Consider what Harper accomplished with his propaganda. He convinced 162,000 former boat people and their descendants, perhaps as many as 400,000 people in total, that they needed to either identify as nationals of the Saigon regime or disappear from public view.
He convinced all Canadians not to object to a pro-Saigon policy that formally recognized a defunct military dictatorship as a legitimate government and a military ally of Canada.
He convinced Canadian politicians of all parties to enthusiastically demonstrate their support for his policy.
The answer is, he did it with an alternate reality and some dog whistles.
The boat people
This group presented a number of problems for Harper:
They were a diverse group that came from all over Vietnam between 1979 and 1996, thus in conflict with Harper's story that the origins of the community lies in the fall of Saigon and the Saigon military.
Most likely to be upset by Harper's reframing of the Vietnam war and would tell the conflicting stories about what had caused the Saigon regime to collapse.
They knew the true meaning of the symbolism that Harper was using to hide his pro-Saigon policy and were likely to reveal that to the media.
Luckily for Harper, this group was as vaguely attuned to what Canada's reaction had been to the fall of Saigon as were other Canadians. And as with other Canadians, they were familiar with the story of how the US and responded. Harper successfully convinced them that his revised history of the boat people crisis was true. He put them into an alternate reality were they were no longer refugees in Canada's eyes, while the former Saigon military were legitimate refugees.
Even in normal circumstances many would have been ambivalent about speaking out against Harper's pro-Saigon policy, but this alternate reality made it impossible for them to do so.
Harper enhanced the discomfort of the former boat people with a little hostility and intimidation.

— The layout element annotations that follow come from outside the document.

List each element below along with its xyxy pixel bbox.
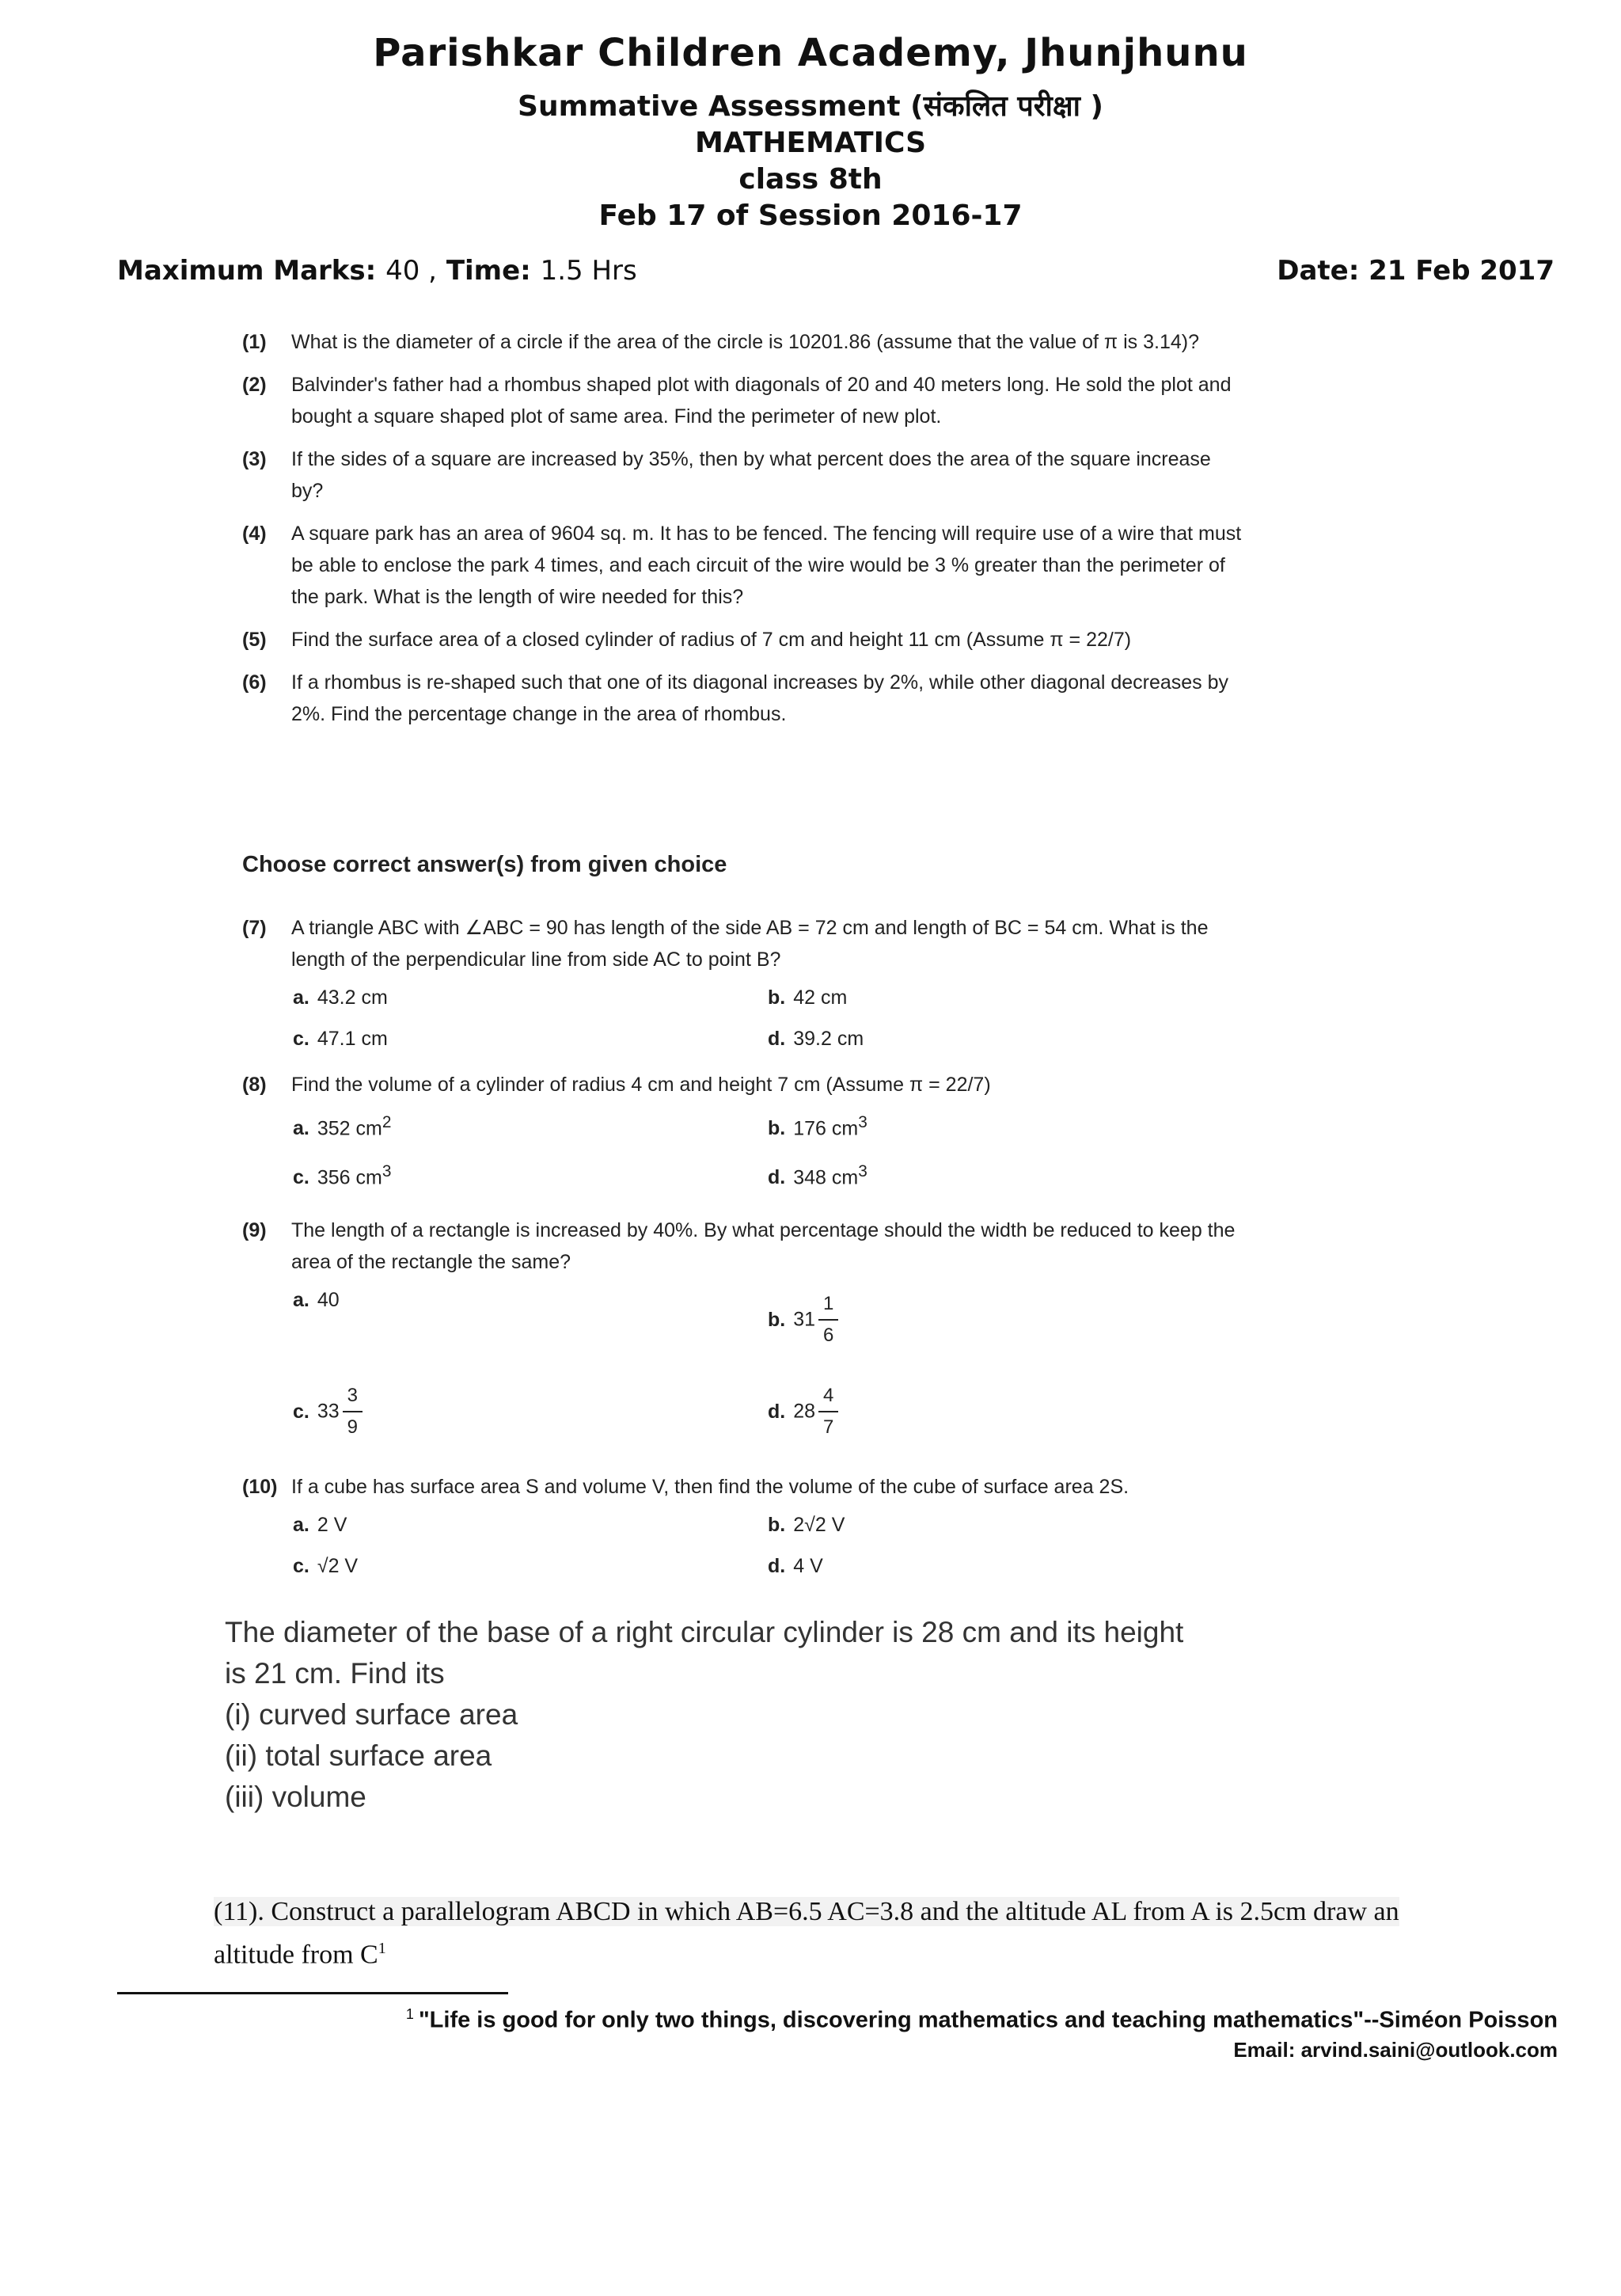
options-q10 bbox=[242, 1514, 1263, 1590]
marks-value: 40 , bbox=[385, 255, 437, 287]
option-c: c. √2 V bbox=[293, 1555, 359, 1577]
marks-label: Maximum Marks: bbox=[117, 255, 377, 287]
question-11: (11). Construct a parallelogram ABCD in which AB=6.5 AC=3.8 and the altitude AL from A is 2.5cm draw an altitude from $C^1$ bbox=[214, 1897, 1399, 1970]
exam-date: Date: 21 Feb 2017 bbox=[1277, 255, 1555, 287]
footnote-quote: $^1$ "Life is good for only two things, discovering mathematics and teaching mathematics"--Siméon Poisson bbox=[405, 2006, 1558, 2033]
mcq-section-title: Choose correct answer(s) from given choice bbox=[242, 852, 727, 877]
question-5: (5) Find the surface area of a closed cylinder of radius of 7 cm and height 11 cm (Assume π = 22/7) bbox=[242, 629, 1132, 651]
option-d: d. 28 $\frac{4}{7}$ bbox=[768, 1384, 838, 1439]
question-4: (4) A square park has an area of 9604 sq. m. It has to be fenced. The fencing will require use of a wire that must be able to enclose the park 4 times, and each circuit of the wire would be 3 % greater than the perimeter of the park. What is the length of wire needed for this? bbox=[242, 523, 1242, 608]
assessment-title: Summative Assessment (संकलित परीक्षा ) bbox=[518, 90, 1103, 123]
time-label: Time: bbox=[446, 255, 531, 287]
question-7: (7) A triangle ABC with ∠ABC = 90 has length of the side AB = 72 cm and length of BC = 54 cm. What is the length of the perpendicular line from side AC to point B? a. 43.2 cm b. 42 cm c. 47.1 cm d. 39.2 cm bbox=[242, 912, 1263, 1062]
option-b: b. 31 $\frac{1}{6}$ bbox=[768, 1292, 838, 1348]
class-title: class 8th bbox=[738, 163, 883, 196]
option-b: b. 2√2 V bbox=[768, 1514, 845, 1536]
pasted-cylinder-question: The diameter of the base of a right circular cylinder is 28 cm and its height is 21 cm. Find its (i) curved surface area (ii) total surface area (iii) volume bbox=[225, 1616, 1184, 1813]
question-list bbox=[242, 326, 1247, 741]
session-title: Feb 17 of Session 2016-17 bbox=[598, 200, 1023, 232]
footnote-divider bbox=[117, 1992, 508, 1994]
option-a: a. 43.2 cm bbox=[293, 986, 388, 1009]
question-2: (2) Balvinder's father had a rhombus shaped plot with diagonals of 20 and 40 meters long. He sold the plot and bought a square shaped plot of same area. Find the perimeter of new plot. bbox=[242, 374, 1232, 428]
footnote-reference: 1 bbox=[378, 1940, 386, 1957]
footnote-email: Email: arvind.saini@outlook.com bbox=[1233, 2038, 1558, 2062]
time-value: 1.5 Hrs bbox=[540, 255, 637, 287]
option-a: a. 40 bbox=[293, 1289, 340, 1311]
document-header bbox=[0, 29, 1621, 234]
question-8: (8) Find the volume of a cylinder of radius 4 cm and height 7 cm (Assume π = 22/7) a. 352 $cm^2$ b. 176 $cm^3$ c. 356 $cm^3$ d. 348 $cm^3$ bbox=[242, 1069, 1263, 1199]
option-b: b. 176 $cm^3$ bbox=[768, 1113, 867, 1140]
marks-time bbox=[117, 255, 637, 287]
question-1: (1) What is the diameter of a circle if the area of the circle is 10201.86 (assume that the value of π is 3.14)? bbox=[242, 331, 1199, 353]
option-b: b. 42 cm bbox=[768, 986, 848, 1009]
question-3: (3) If the sides of a square are increased by 35%, then by what percent does the area of the square increase by? bbox=[242, 448, 1211, 502]
options-q9 bbox=[242, 1289, 1263, 1471]
option-c: c. 33 $\frac{3}{9}$ bbox=[293, 1384, 363, 1439]
option-d: d. 39.2 cm bbox=[768, 1028, 864, 1050]
option-a: a. 352 $cm^2$ bbox=[293, 1113, 392, 1140]
option-d: d. 348 $cm^3$ bbox=[768, 1162, 867, 1189]
option-c: c. 356 $cm^3$ bbox=[293, 1162, 392, 1189]
option-c: c. 47.1 cm bbox=[293, 1028, 388, 1050]
option-d: d. 4 V bbox=[768, 1555, 823, 1577]
question-6: (6) If a rhombus is re-shaped such that one of its diagonal increases by 2%, while other diagonal decreases by 2%. Find the percentage change in the area of rhombus. bbox=[242, 671, 1229, 725]
question-10: (10) If a cube has surface area S and volume V, then find the volume of the cube of surface area 2S. a. 2 V b. 2√2 V c. √2 V d. 4 V bbox=[242, 1471, 1263, 1590]
option-a: a. 2 V bbox=[293, 1514, 347, 1536]
school-name: Parishkar Children Academy, Jhunjhunu bbox=[373, 31, 1248, 75]
options-q8 bbox=[242, 1112, 1263, 1199]
question-9: (9) The length of a rectangle is increased by 40%. By what percentage should the width be reduced to keep the area of the rectangle the same? a. 40 b. 31 $\frac{1}{6}$ c. 33 $\frac{3}{9}$ d. 28 $\frac{4}{7}$ bbox=[242, 1215, 1263, 1471]
subject-title: MATHEMATICS bbox=[694, 127, 927, 159]
options-q7 bbox=[242, 986, 1263, 1062]
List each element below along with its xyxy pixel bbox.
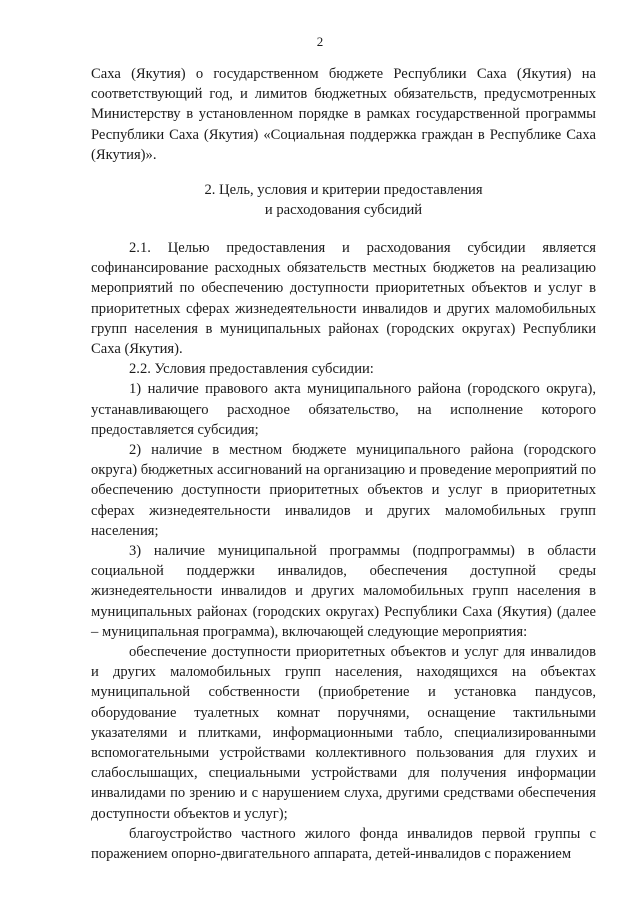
condition-2: 2) наличие в местном бюджете муниципального района (городского округа) бюджетных ассигнований на организацию и проведение мероприятий по обеспечению доступности приоритетных объектов и услуг в приоритетных сферах жизнедеятельности инвалидов и других маломобильных групп населения; xyxy=(91,442,596,539)
section-heading-line-2: и расходования субсидий xyxy=(264,202,423,218)
intro-paragraph: Саха (Якутия) о государственном бюджете Республики Саха (Якутия) на соответствующий год, и лимитов бюджетных обязательств, предусмотренных Министерству в установленном порядке в рамках государственной программы Республики Саха (Якутия) «Социальная поддержка граждан в Республике Саха (Якутия)». xyxy=(91,66,596,163)
condition-1: 1) наличие правового акта муниципального района (городского округа), устанавливающего расходное обязательство, на исполнение которого предоставляется субсидия; xyxy=(91,381,596,438)
intro-block xyxy=(91,64,596,165)
section-heading-line-1: 2. Цель, условия и критерии предоставления xyxy=(204,182,483,198)
measure-housing: благоустройство частного жилого фонда инвалидов первой группы с поражением опорно-двигательного аппарата, детей-инвалидов с поражением xyxy=(91,825,596,863)
section-body xyxy=(91,238,596,864)
page-number: 2 xyxy=(316,34,324,49)
section-heading xyxy=(91,180,596,220)
measure-accessibility: обеспечение доступности приоритетных объектов и услуг для инвалидов и других маломобильных групп населения, находящихся на объектах муниципальной собственности (приобретение и установка пандусов, оборудование туалетных комнат поручнями, оснащение тактильными указателями и плитками, информационными табло, специализированными вспомогательными устройствами коллективного пользования для глухих и слабослышащих, специальными устройствами для получения информации инвалидами по зрению и с нарушением слуха, другими средствами обеспечения доступности объектов и услуг); xyxy=(91,644,596,822)
paragraph-2-2: 2.2. Условия предоставления субсидии: xyxy=(129,361,374,378)
condition-3: 3) наличие муниципальной программы (подпрограммы) в области социальной поддержки инвалидов, обеспечения доступной среды жизнедеятельности инвалидов и других маломобильных групп населения в муниципальных районах (городских округах) Республики Саха (Якутия) (далее – муниципальная программа), включающей следующие мероприятия: xyxy=(91,543,596,640)
paragraph-2-1: 2.1. Целью предоставления и расходования субсидии является софинансирование расходных обязательств местных бюджетов на реализацию мероприятий по обеспечению доступности приоритетных объектов и услуг в приоритетных сферах жизнедеятельности инвалидов и других маломобильных групп населения в муниципальных районах (городских округах) Республики Саха (Якутия). xyxy=(91,240,596,358)
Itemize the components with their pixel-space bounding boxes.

All of those symbols that we described above as dog whistles have another meaning to Canadians of Vietnamese origin.
They read them as direction that they must identify as nationals of the Saigon regime or else there status as Canadians will fall into doubt. Vietnamese understand the symbolism of the Saigon regime because it has existed since 1955 and it has the same meaning today as it had then: identify as a loyal national of the regime or disappear. It gained new strength coming directly from the government of Canada.
Just in case the younger generations did not "get it", Jason Kenney had made the message quite explicit in 2008, and that message has been repeated often by Harper's supporters.
There is a striking demonstration of how successful Harper's deception of the former boat people has been.
Occasionally a former boat person, or family of one, has been determined enough and articulate enough to speak to politicians about the government's hostility toward Canadians of Vietnamese origin. They never succeed because the adopt they posture that Harper's myth has created for them: that of a minority speaking out against the government's pandering a distinct cohort of former refugees to whom Canada has a moral obligation. No politician will touch their complaint when it is framed that way. Harper knew what he was doing.
No one will get the attention of a politician until they firstly self-identify as a legitimate refugee or family and secondly describe Harper's favoured group as a "political faction". Government can legitimately and effectively be criticized for adopting a small political faction as representative of all Vietnamese -- failing to acknowledge the diversity of Canada's Vietnamese community.
In addition, the government is not pandering to any Vietnamese group. The government is using the Vietnamese to change Canada's national identity to a nation of communist-fighters. There is no part of Harper's program that is not offensive to all Vietnamese.